In recent times, a new technique based on the Raman concept - but with significantly higher penetration depth - has emerged. If you combine SORS with the power of microscopes, you get a handy little technique known as Micro-Spatially Offset Raman Spectroscopy, or Micro-SORS for short, developed by the teams of the Italian National Research Council (ICVBC-CNR) and CLF. As it has very high chemical specificity, micro-SORS is often used for the characterisation of surface layers of paints in art. Not only that, but the technique has come in very handy for the study of hidden images and writings as it can determine overlayer depth, reject overlayer fluorescence and permit two-dimensional mapping of thin materials.

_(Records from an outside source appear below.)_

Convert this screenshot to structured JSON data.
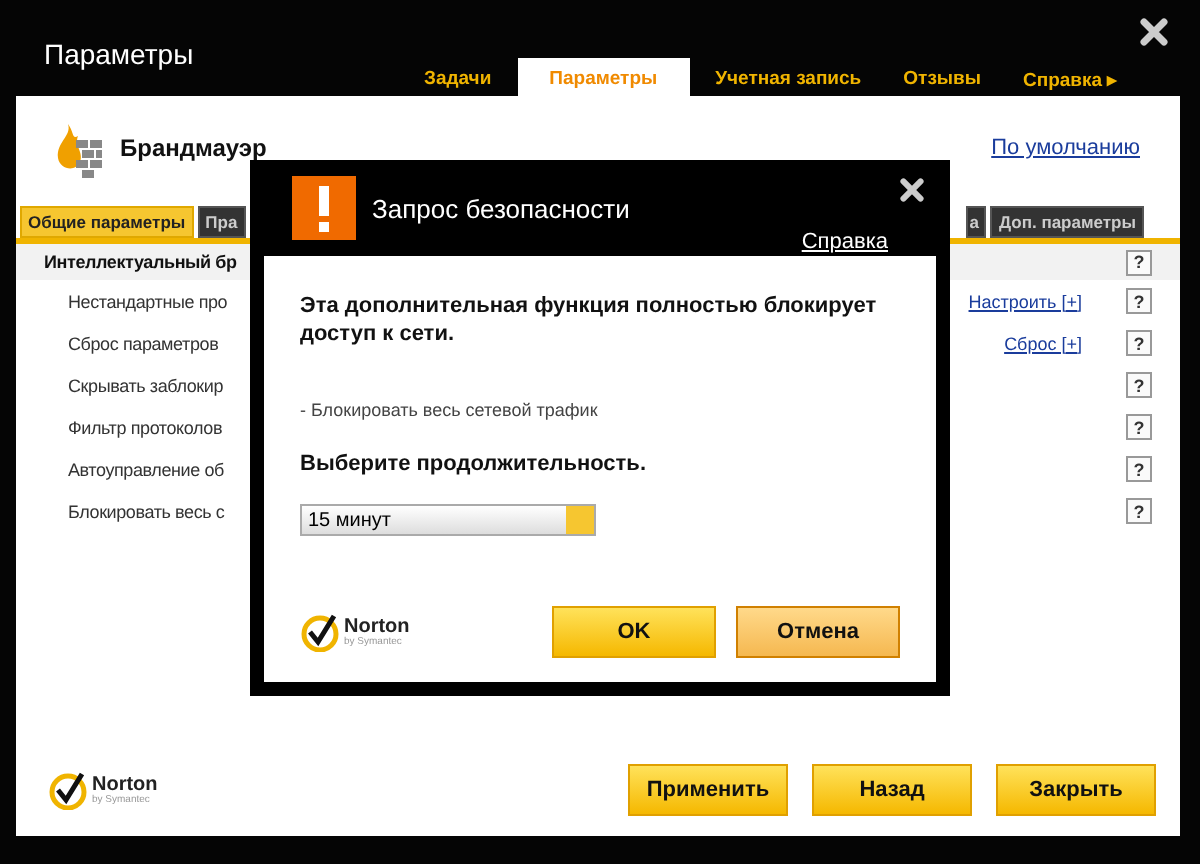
{
  "window": {
    "title": "Параметры"
  },
  "nav_tabs": [
    {
      "label": "Задачи",
      "selected": false
    },
    {
      "label": "Параметры",
      "selected": true
    },
    {
      "label": "Учетная запись",
      "selected": false
    },
    {
      "label": "Отзывы",
      "selected": false
    },
    {
      "label": "Справка ▸",
      "selected": false
    }
  ],
  "section": {
    "title": "Брандмауэр",
    "default_link": "По умолчанию"
  },
  "sub_tabs": [
    {
      "label": "Общие параметры",
      "selected": true
    },
    {
      "label": "Пра",
      "selected": false
    },
    {
      "label": "а",
      "selected": false
    },
    {
      "label": "Доп. параметры",
      "selected": false
    }
  ],
  "settings": [
    {
      "kind": "group",
      "label": "Интеллектуальный бр",
      "help": "?"
    },
    {
      "kind": "option",
      "label": "Нестандартные про",
      "link": "Настроить [+]",
      "help": "?"
    },
    {
      "kind": "option",
      "label": "Сброс параметров",
      "link": "Сброс [+]",
      "help": "?"
    },
    {
      "kind": "option",
      "label": "Скрывать заблокир",
      "help": "?"
    },
    {
      "kind": "option",
      "label": "Фильтр протоколов",
      "help": "?"
    },
    {
      "kind": "option",
      "label": "Автоуправление об",
      "help": "?"
    },
    {
      "kind": "option",
      "label": "Блокировать весь с",
      "help": "?"
    }
  ],
  "footer": {
    "logo": {
      "name": "Norton",
      "tagline": "by Symantec"
    },
    "buttons": [
      "Применить",
      "Назад",
      "Закрыть"
    ]
  },
  "dialog": {
    "title": "Запрос безопасности",
    "help_link": "Справка",
    "message": "Эта дополнительная функция полностью блокирует доступ к сети.",
    "detail": "- Блокировать весь сетевой трафик",
    "prompt": "Выберите продолжительность.",
    "duration": {
      "value": "15 минут"
    },
    "logo": {
      "name": "Norton",
      "tagline": "by Symantec"
    },
    "buttons": [
      "OK",
      "Отмена"
    ]
  }
}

In this experiment, scientists from the CNR and CLF studied two-layer paint systems where either each or both layers were heterogeneous, that is they were made up of more than one type of material, in this case, paint. Using micro-SORS technology, the team were able to obtain informative data on the overall chemical makeup of the sample. They then tested the behaviour of micro-SORS signals under different scenarios. In order to do so, the team plotted the ratio of the top layer signal over the sublayer signal as a function of defocusing distance for each of the two subsurface components from data obtained by mapping on scales substantially larger than the scale of heterogeneity. This approach provided an effective means of obtaining robust and representative ​micro-SORS datasets from which sample composition could be effectively deduced, even in the extreme scenarios of high heterogeneity.

“Often paints have high turbidity which means that conventional imaging techniques struggle to investigate deep inside them. Micro-SORS on the other hand enables deeper access with intact Raman technique avoiding controversial traditional invasive cross-sectional analysis on objects of art."

 Dr Claudia Conti (CNR)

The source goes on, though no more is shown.